既成概念を破壊するナナサンエイチ
「7ft3inのヘビーパワーで、しかもソリッドティップ……、『自分には関係ないロッドだな』って、番手だけを見て敬遠されちゃったらイヤですね……。一回でイイから触ってみてほしいですね」
藤田のこの言葉を聞いたDAIWAワークスエンジニアは心の中でツッコんだという。C73H-SV・STの開発が立ち上がった当初、藤田は次のように言っていたからだ。

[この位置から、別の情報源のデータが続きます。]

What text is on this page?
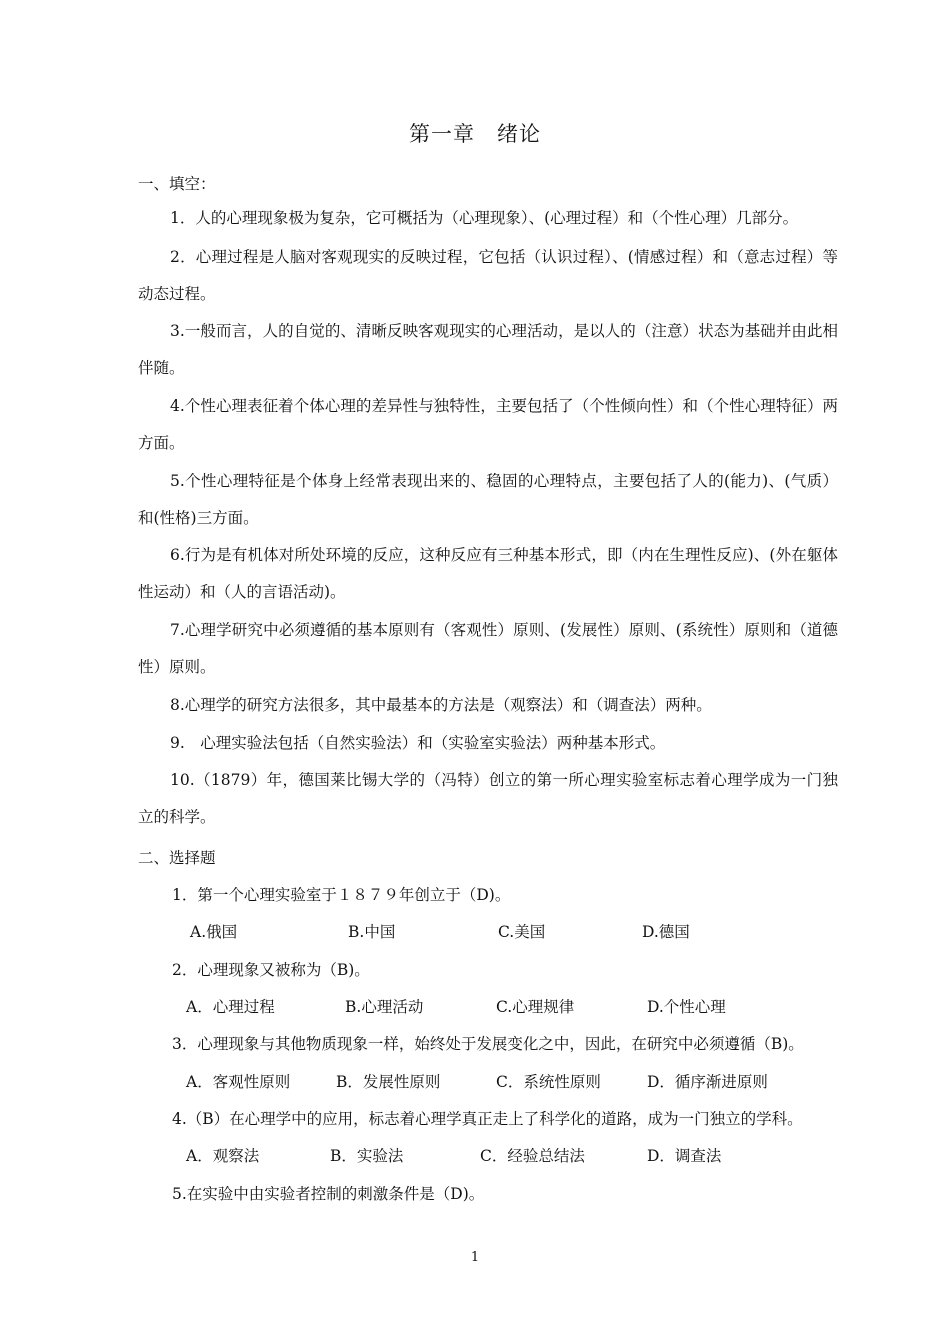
第一章　绪论
一、填空：
1．人的心理现象极为复杂，它可概括为（心理现象）、(心理过程）和（个性心理）几部分。
2．心理过程是人脑对客观现实的反映过程，它包括（认识过程）、(情感过程）和（意志过程）等动态过程。
3.一般而言，人的自觉的、清晰反映客观现实的心理活动，是以人的（注意）状态为基础并由此相伴随。
4.个性心理表征着个体心理的差异性与独特性，主要包括了（个性倾向性）和（个性心理特征）两方面。
5.个性心理特征是个体身上经常表现出来的、稳固的心理特点，主要包括了人的(能力)、(气质）和(性格)三方面。
6.行为是有机体对所处环境的反应，这种反应有三种基本形式，即（内在生理性反应)、(外在躯体性运动）和（人的言语活动)。
7.心理学研究中必须遵循的基本原则有（客观性）原则、(发展性）原则、(系统性）原则和（道德性）原则。
8.心理学的研究方法很多，其中最基本的方法是（观察法）和（调查法）两种。
9.　心理实验法包括（自然实验法）和（实验室实验法）两种基本形式。
10.（1879）年，德国莱比锡大学的（冯特）创立的第一所心理实验室标志着心理学成为一门独立的科学。
二、选择题
1．第一个心理实验室于１８７９年创立于（D)。
A.俄国	B.中国	C.美国	D.德国
2．心理现象又被称为（B)。
A．心理过程	B.心理活动	C.心理规律	D.个性心理
3．心理现象与其他物质现象一样，始终处于发展变化之中，因此，在研究中必须遵循（B)。
A．客观性原则	B．发展性原则	C．系统性原则	D．循序渐进原则
4.（B）在心理学中的应用，标志着心理学真正走上了科学化的道路，成为一门独立的学科。
A．观察法	B．实验法	C．经验总结法	D．调查法
5.在实验中由实验者控制的刺激条件是（D)。
1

「撃ちモノ(ジグや重めのリーダーレスダウンショットなど)をよくやるので、そういう釣りを極めたいという思いがあって。リグは重いけれど、感覚的には繊細に扱える、そういうマニアックな釣りに適した、マニアックなロッドが欲しいです」
マニアックなロッドなのだから「自分には関係ない」と思われても本望ではないかと、エンジニアはツッコんだわけだ。それに対する藤田の弁解を聞こう。

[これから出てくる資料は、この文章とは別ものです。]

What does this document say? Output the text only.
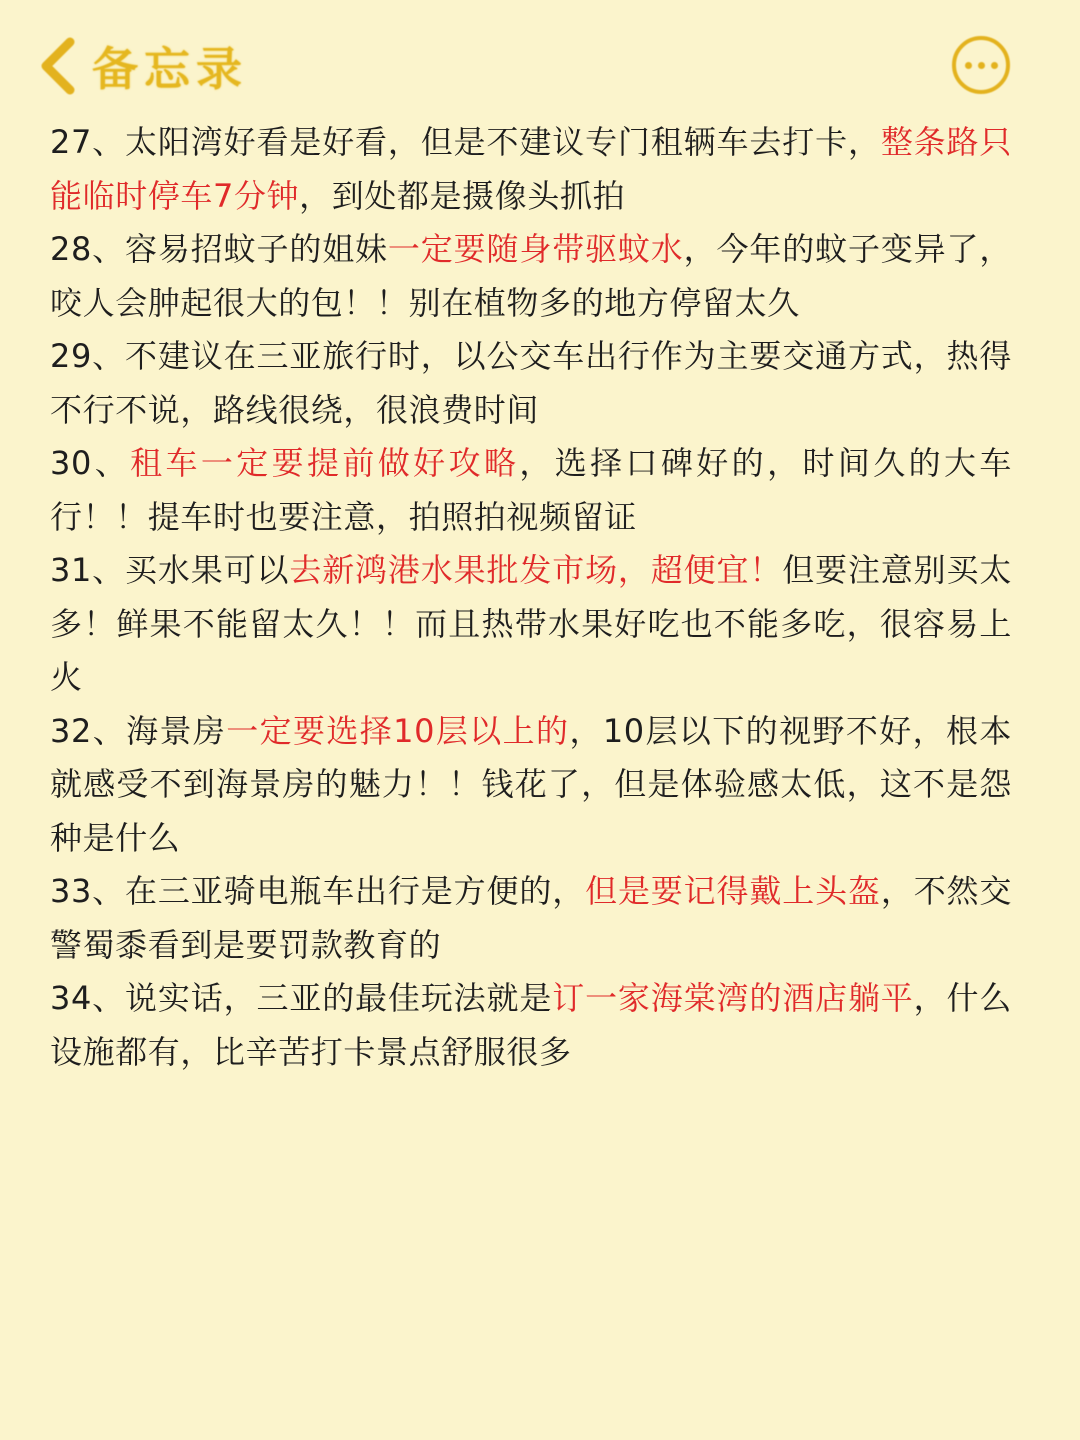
备忘录

27、太阳湾好看是好看，但是不建议专门租辆车去打卡，整条路只能临时停车7分钟，到处都是摄像头抓拍

28、容易招蚊子的姐妹一定要随身带驱蚊水，今年的蚊子变异了，咬人会肿起很大的包！！别在植物多的地方停留太久

29、不建议在三亚旅行时，以公交车出行作为主要交通方式，热得不行不说，路线很绕，很浪费时间

30、租车一定要提前做好攻略，选择口碑好的，时间久的大车行！！提车时也要注意，拍照拍视频留证

31、买水果可以去新鸿港水果批发市场，超便宜！但要注意别买太多！鲜果不能留太久！！而且热带水果好吃也不能多吃，很容易上火

32、海景房一定要选择10层以上的，10层以下的视野不好，根本就感受不到海景房的魅力！！钱花了，但是体验感太低，这不是怨种是什么

33、在三亚骑电瓶车出行是方便的，但是要记得戴上头盔，不然交警蜀黍看到是要罚款教育的

34、说实话，三亚的最佳玩法就是订一家海棠湾的酒店躺平，什么设施都有，比辛苦打卡景点舒服很多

「もともとはカバー撃ちとジグスト用に作り始めたんです。とくにジグストでロッドワーク時の糸鳴りを抑えたかった。パンパン鳴るのがすごくイヤで、ジグのアクションもカドがある感じになるし。ラインがジグや水とうまく馴染んでほしいとか、ジグの軌道に合わせてティップがちょっとだけ入ってほしいとか、設計の方に細かく要望を伝えながら作り込みました」
このロッドの特性が最も発揮されるのはフロロ20lb.を組んだときだ。「C73H-SV・STは撃ちモノ用のパワー系ですから、フロロ20lb.の重さとたるみを利用したときにベストな使用感が得られるようにしました」と藤田。「フッキング性能もとても高くて、強いけれど硬すぎないからミス(バラシ)も起きにくい」という。ただし、イイ出来だから多くの人に手に取ってほしくなったわけではないという。